The following query is from the vSphere Errors Trend panel of the vCenter Errors - Analysis Dashboard.

_sourceCategory = Labs/VMWare6.5 and ("error" or "fail" or "critical")
| parse "message=*,,," as err_msg
| parse "host=*,,," as esx_host
| parse "eventType=*,,," as event_type
| parse "vm=*,,," as vm nodrop
| parse "computeResource=*,,," as cluster
| where esx_host matches {{esx_host}} and cluster matches {{cluster}} and event_type matches {{event_type}}
| timeslice 1h
| count(err_msg) as err_count by _timeslice
| compare with timeshift 1d 7

Troubleshooting

  • The scripts need read and write access to the directory to generate logs and maintain timestamps.

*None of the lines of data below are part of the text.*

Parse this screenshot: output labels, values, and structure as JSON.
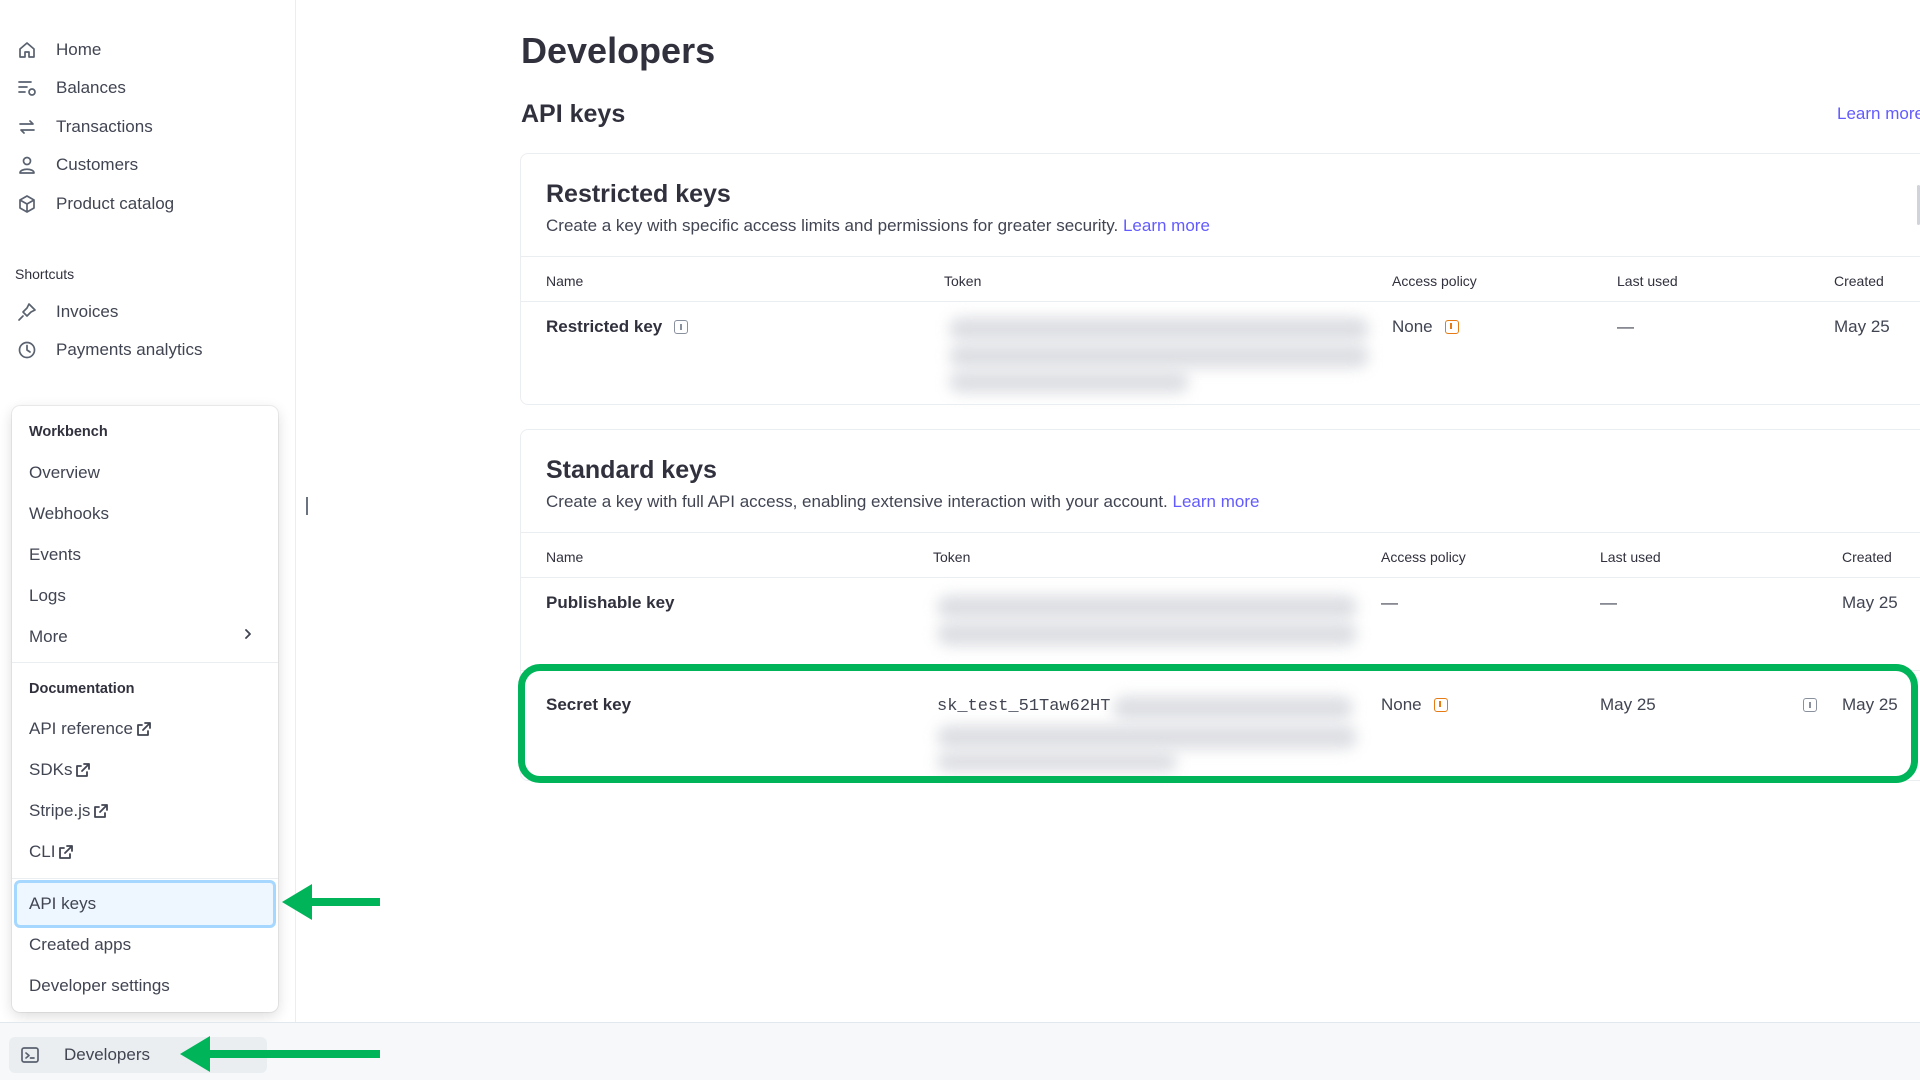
{
  "sidebar": {
    "primary": [
      {
        "label": "Home",
        "icon": "home-icon"
      },
      {
        "label": "Balances",
        "icon": "balances-icon"
      },
      {
        "label": "Transactions",
        "icon": "transactions-icon"
      },
      {
        "label": "Customers",
        "icon": "customer-icon"
      },
      {
        "label": "Product catalog",
        "icon": "box-icon"
      }
    ],
    "shortcuts_label": "Shortcuts",
    "shortcuts": [
      {
        "label": "Invoices",
        "icon": "pin-icon"
      },
      {
        "label": "Payments analytics",
        "icon": "clock-icon"
      }
    ]
  },
  "popup": {
    "workbench_title": "Workbench",
    "workbench_items": [
      "Overview",
      "Webhooks",
      "Events",
      "Logs",
      "More"
    ],
    "documentation_title": "Documentation",
    "documentation_items": [
      "API reference",
      "SDKs",
      "Stripe.js",
      "CLI"
    ],
    "bottom_items": [
      "API keys",
      "Created apps",
      "Developer settings"
    ],
    "active_item": "API keys"
  },
  "bottom_bar": {
    "developers_label": "Developers",
    "icon": "terminal-icon"
  },
  "main": {
    "page_title": "Developers",
    "section_title": "API keys",
    "learn_more_top": "Learn more",
    "restricted": {
      "title": "Restricted keys",
      "description": "Create a key with specific access limits and permissions for greater security.",
      "learn_more": "Learn more",
      "columns": [
        "Name",
        "Token",
        "Access policy",
        "Last used",
        "Created"
      ],
      "rows": [
        {
          "name": "Restricted key",
          "token": "",
          "access_policy": "None",
          "last_used": "—",
          "created": "May 25"
        }
      ]
    },
    "standard": {
      "title": "Standard keys",
      "description": "Create a key with full API access, enabling extensive interaction with your account.",
      "learn_more": "Learn more",
      "columns": [
        "Name",
        "Token",
        "Access policy",
        "Last used",
        "Created"
      ],
      "rows": [
        {
          "name": "Publishable key",
          "token": "",
          "access_policy": "—",
          "last_used": "—",
          "created": "May 25"
        },
        {
          "name": "Secret key",
          "token": "sk_test_51Taw62HT",
          "access_policy": "None",
          "last_used": "May 25",
          "created": "May 25"
        }
      ]
    }
  },
  "colors": {
    "accent": "#635bff",
    "annotation": "#00b45a",
    "warning": "#e57b12",
    "active_border": "#a6d8ff"
  }
}
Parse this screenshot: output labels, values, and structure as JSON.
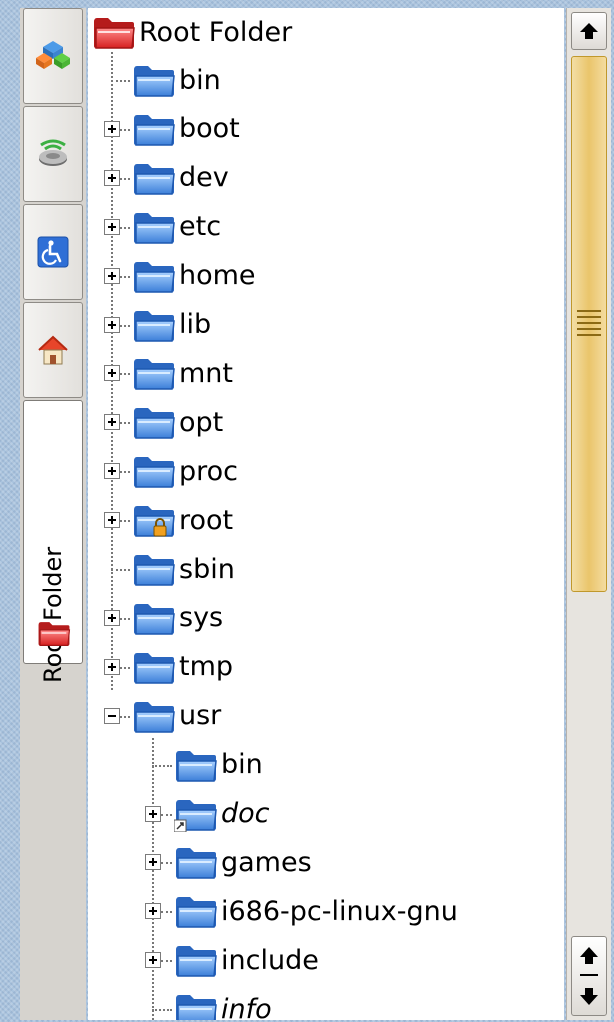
{
  "sidebar": {
    "tabs": [
      {
        "name": "applications",
        "icon": "applications-blocks-icon"
      },
      {
        "name": "network",
        "icon": "network-device-icon"
      },
      {
        "name": "accessibility",
        "icon": "accessibility-icon"
      },
      {
        "name": "home",
        "icon": "home-icon"
      }
    ],
    "active_tab": {
      "label": "Root Folder",
      "icon": "red-folder-icon"
    }
  },
  "tree": {
    "root": {
      "label": "Root Folder",
      "icon": "red-folder-icon"
    },
    "items": [
      {
        "label": "bin",
        "depth": 1,
        "expander": "none"
      },
      {
        "label": "boot",
        "depth": 1,
        "expander": "plus"
      },
      {
        "label": "dev",
        "depth": 1,
        "expander": "plus"
      },
      {
        "label": "etc",
        "depth": 1,
        "expander": "plus"
      },
      {
        "label": "home",
        "depth": 1,
        "expander": "plus"
      },
      {
        "label": "lib",
        "depth": 1,
        "expander": "plus"
      },
      {
        "label": "mnt",
        "depth": 1,
        "expander": "plus"
      },
      {
        "label": "opt",
        "depth": 1,
        "expander": "plus"
      },
      {
        "label": "proc",
        "depth": 1,
        "expander": "plus"
      },
      {
        "label": "root",
        "depth": 1,
        "expander": "plus",
        "locked": true
      },
      {
        "label": "sbin",
        "depth": 1,
        "expander": "none"
      },
      {
        "label": "sys",
        "depth": 1,
        "expander": "plus"
      },
      {
        "label": "tmp",
        "depth": 1,
        "expander": "plus"
      },
      {
        "label": "usr",
        "depth": 1,
        "expander": "minus"
      },
      {
        "label": "bin",
        "depth": 2,
        "expander": "none"
      },
      {
        "label": "doc",
        "depth": 2,
        "expander": "plus",
        "italic": true,
        "symlink": true
      },
      {
        "label": "games",
        "depth": 2,
        "expander": "plus"
      },
      {
        "label": "i686-pc-linux-gnu",
        "depth": 2,
        "expander": "plus"
      },
      {
        "label": "include",
        "depth": 2,
        "expander": "plus"
      },
      {
        "label": "info",
        "depth": 2,
        "expander": "none",
        "italic": true
      }
    ]
  },
  "scrollbar": {
    "up_icon": "arrow-up-icon",
    "down_icon": "arrow-down-icon",
    "position": 0.0,
    "visible_fraction": 0.56
  },
  "colors": {
    "folder_blue": "#4f8fe0",
    "root_folder_red": "#e23b3b",
    "scroll_thumb": "#eac56b",
    "desktop": "#a9c3de"
  }
}
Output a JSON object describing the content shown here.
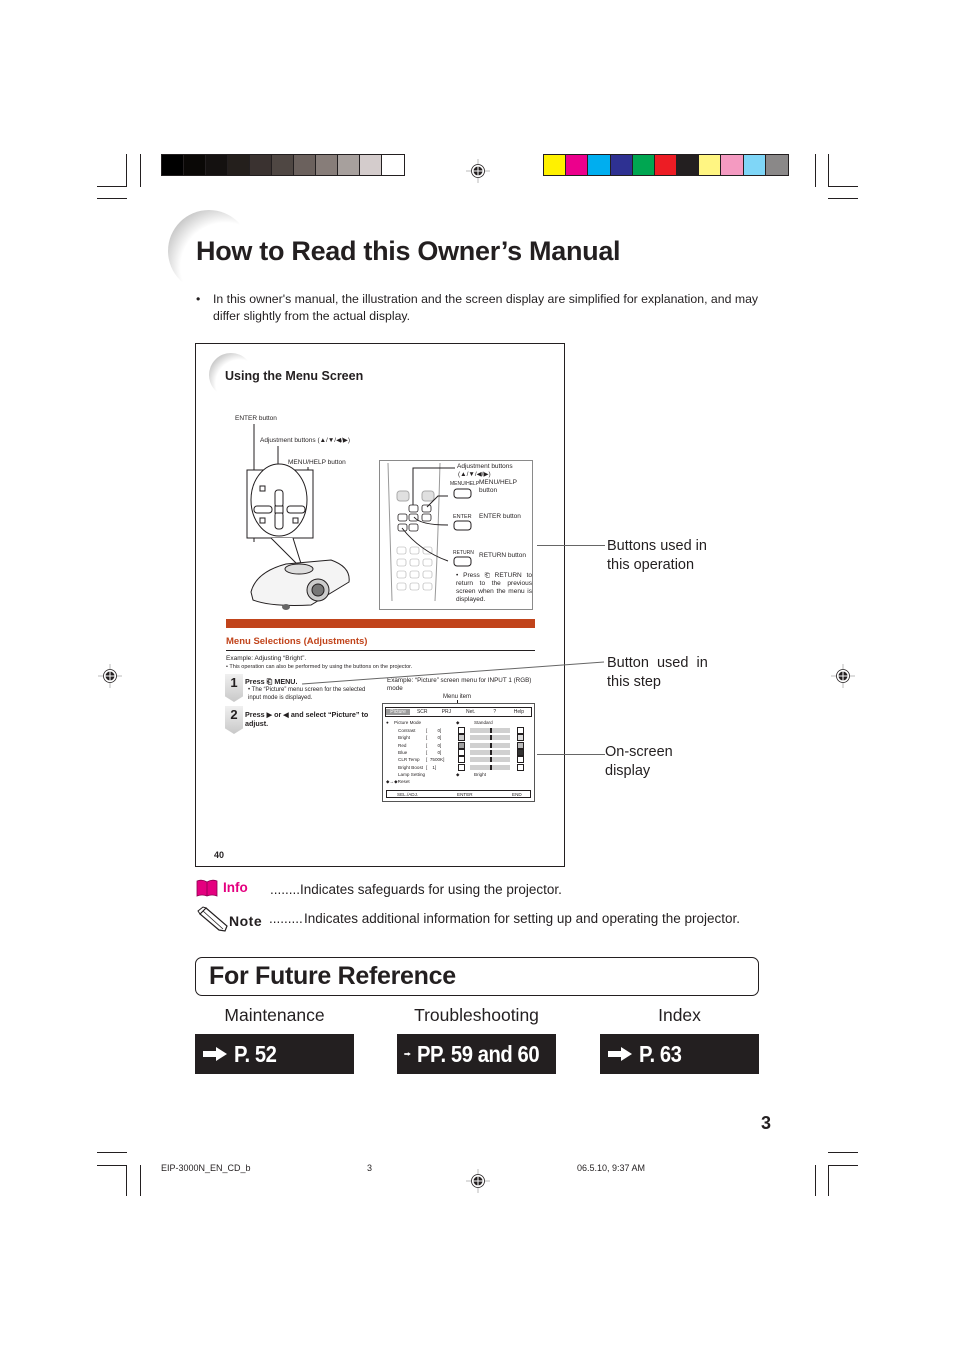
{
  "print_marks": {
    "grayscale_swatches": [
      "#000000",
      "#0a0806",
      "#141110",
      "#241f1c",
      "#3a3230",
      "#4f4743",
      "#6b615d",
      "#877d79",
      "#a7a09d",
      "#d4cccc",
      "#ffffff"
    ],
    "color_swatches": [
      "#fff100",
      "#ec008c",
      "#00aeef",
      "#2e3192",
      "#00a651",
      "#ed1c24",
      "#231f20",
      "#fff582",
      "#f49ac1",
      "#7fd6f7",
      "#8a8888"
    ]
  },
  "header": {
    "title": "How to Read this Owner’s Manual",
    "intro_bullet": "•",
    "intro_text": "In this owner's manual, the illustration and the screen display are simplified for explanation, and may differ slightly from the actual display."
  },
  "sample_page": {
    "subtitle": "Using the Menu Screen",
    "labels": {
      "enter_button": "ENTER button",
      "adjustment_buttons": "Adjustment buttons (▲/▼/◀/▶)",
      "menu_help_button": "MENU/HELP button"
    },
    "remote": {
      "adjustment_buttons_line1": "Adjustment buttons",
      "adjustment_buttons_line2": "(▲/▼/◀/▶)",
      "menu_help_key": "MENU/HELP",
      "menu_help_label_line1": "MENU/HELP",
      "menu_help_label_line2": "button",
      "enter_key": "ENTER",
      "enter_label": "ENTER button",
      "return_key": "RETURN",
      "return_label": "RETURN button",
      "return_note": "• Press ⎗ RETURN to return to the previous screen when the menu is displayed."
    },
    "section_heading": "Menu Selections (Adjustments)",
    "example_line": "Example: Adjusting “Bright”.",
    "example_note": "• This operation can also be performed by using the buttons on the projector.",
    "steps": [
      {
        "number": "1",
        "text": "Press ⎗ MENU.",
        "note": "• The “Picture” menu screen for the selected input mode is displayed."
      },
      {
        "number": "2",
        "text": "Press ▶ or ◀ and select “Picture” to adjust.",
        "note": ""
      }
    ],
    "osd_caption": "Example: “Picture” screen menu for INPUT 1 (RGB) mode",
    "menu_item_label": "Menu item",
    "osd": {
      "tabs": [
        "Picture",
        "SCR",
        "PRJ",
        "Net.",
        "?",
        "Help"
      ],
      "active_tab": "Picture",
      "picture_mode_label": "Picture Mode",
      "picture_mode_value": "Standard",
      "rows": [
        {
          "label": "Contrast",
          "value": "[        0]"
        },
        {
          "label": "Bright",
          "value": "[        0]"
        },
        {
          "label": "Red",
          "value": "[        0]"
        },
        {
          "label": "Blue",
          "value": "[        0]"
        },
        {
          "label": "CLR Temp",
          "value": "[  7500K]"
        },
        {
          "label": "Bright Boost",
          "value": "[    1]"
        }
      ],
      "lamp_setting_label": "Lamp Setting",
      "lamp_setting_value": "Bright",
      "reset_label": "◆→◆Reset",
      "footer": [
        "SEL./ADJ.",
        "ENTER",
        "END"
      ]
    },
    "page_number": "40"
  },
  "callouts": [
    {
      "line1": "Buttons used in",
      "line2": "this operation"
    },
    {
      "line1": "Button  used  in",
      "line2": "this step"
    },
    {
      "line1": "On-screen",
      "line2": "display"
    }
  ],
  "legend": {
    "info_label": "Info",
    "info_text": "........Indicates safeguards for using the projector.",
    "note_label": "Note",
    "note_dots": ".........",
    "note_text": "Indicates additional information for setting up and operating the projector."
  },
  "future_reference": {
    "title": "For Future Reference",
    "links": [
      {
        "label": "Maintenance",
        "target": "P. 52"
      },
      {
        "label": "Troubleshooting",
        "target": "PP. 59 and 60"
      },
      {
        "label": "Index",
        "target": "P. 63"
      }
    ]
  },
  "page_number": "3",
  "footer": {
    "file_name": "EIP-3000N_EN_CD_b",
    "sheet_number": "3",
    "timestamp": "06.5.10, 9:37 AM"
  },
  "colors": {
    "accent_orange": "#c1441b",
    "info_pink": "#e4007f",
    "text": "#231f20"
  }
}
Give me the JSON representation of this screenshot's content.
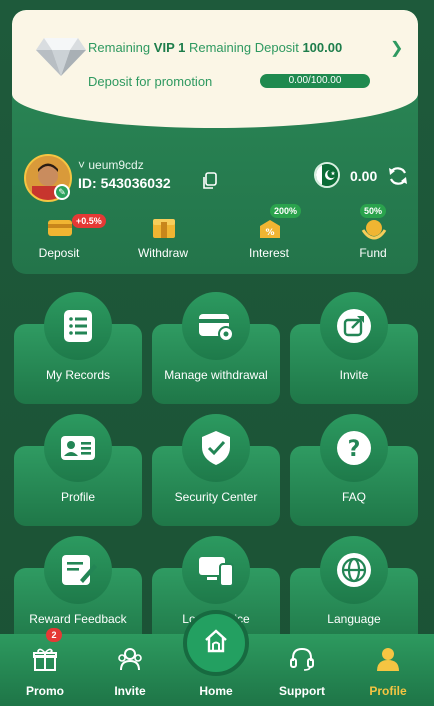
{
  "vip": {
    "remaining_prefix": "Remaining",
    "vip_level": "VIP 1",
    "remaining_deposit_label": "Remaining Deposit",
    "remaining_deposit_value": "100.00",
    "promo_label": "Deposit for promotion",
    "progress_text": "0.00/100.00",
    "progress_fraction": 0
  },
  "user": {
    "username": "ueum9cdz",
    "id_label": "ID:",
    "id_value": "543036032",
    "balance": "0.00"
  },
  "quick_actions": [
    {
      "label": "Deposit",
      "badge": "+0.5%",
      "badge_color": "#e53935",
      "icon": "deposit-icon"
    },
    {
      "label": "Withdraw",
      "badge": "",
      "badge_color": "",
      "icon": "withdraw-icon"
    },
    {
      "label": "Interest",
      "badge": "200%",
      "badge_color": "#2aa34d",
      "icon": "interest-icon"
    },
    {
      "label": "Fund",
      "badge": "50%",
      "badge_color": "#2aa34d",
      "icon": "fund-icon"
    }
  ],
  "menu": [
    {
      "label": "My Records",
      "icon": "records-icon"
    },
    {
      "label": "Manage withdrawal",
      "icon": "card-settings-icon"
    },
    {
      "label": "Invite",
      "icon": "share-icon"
    },
    {
      "label": "Profile",
      "icon": "profile-card-icon"
    },
    {
      "label": "Security Center",
      "icon": "shield-check-icon"
    },
    {
      "label": "FAQ",
      "icon": "question-icon"
    },
    {
      "label": "Reward Feedback",
      "icon": "feedback-icon"
    },
    {
      "label": "Login device",
      "icon": "devices-icon"
    },
    {
      "label": "Language",
      "icon": "globe-icon"
    }
  ],
  "nav": {
    "promo": "Promo",
    "promo_badge": "2",
    "invite": "Invite",
    "home": "Home",
    "support": "Support",
    "profile": "Profile"
  },
  "colors": {
    "accent": "#2e9960",
    "active_nav": "#f5c542",
    "background": "#1e5a3b"
  }
}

  • Python must be installed, as the scripts use python.

  • Scripts generate logs which can be reviewed if problems arise.

  • The logs are generated for each run under the configured working directory.

  • The scripts must connect to a vCenter server and not an ESXi server, as many of the APIs are not supported on ESXi servers.

  • If the collector is not running but the script is, the metrics and events will be lost. In such a case, once the collector is running again, update the timestamp in the files .timelog_events and .timelog_metrics to the required start time. This will allow you to retrieve the old data. After the script retrieves the old data, it continues with normal processing.

  • vSphere pyvmomi sdk throws Parse Exception for some events.

    • If you face any issues like these, remove the corresponding event from the events list in the file vmware_constants.py.

    • If an event is missing from the event list, it can be added as well.

    • If the issues are fixed in the sdk, the below list can be blanked as event_type_list = [] to retrieve all the events.

    • If following error is encountered: “pyVmomi.VmomiSupport.UnknownWsdlTypeError: 'ContentLibrary'”, remove TaskEvent and EventEx from the vmware_constants.py and try again.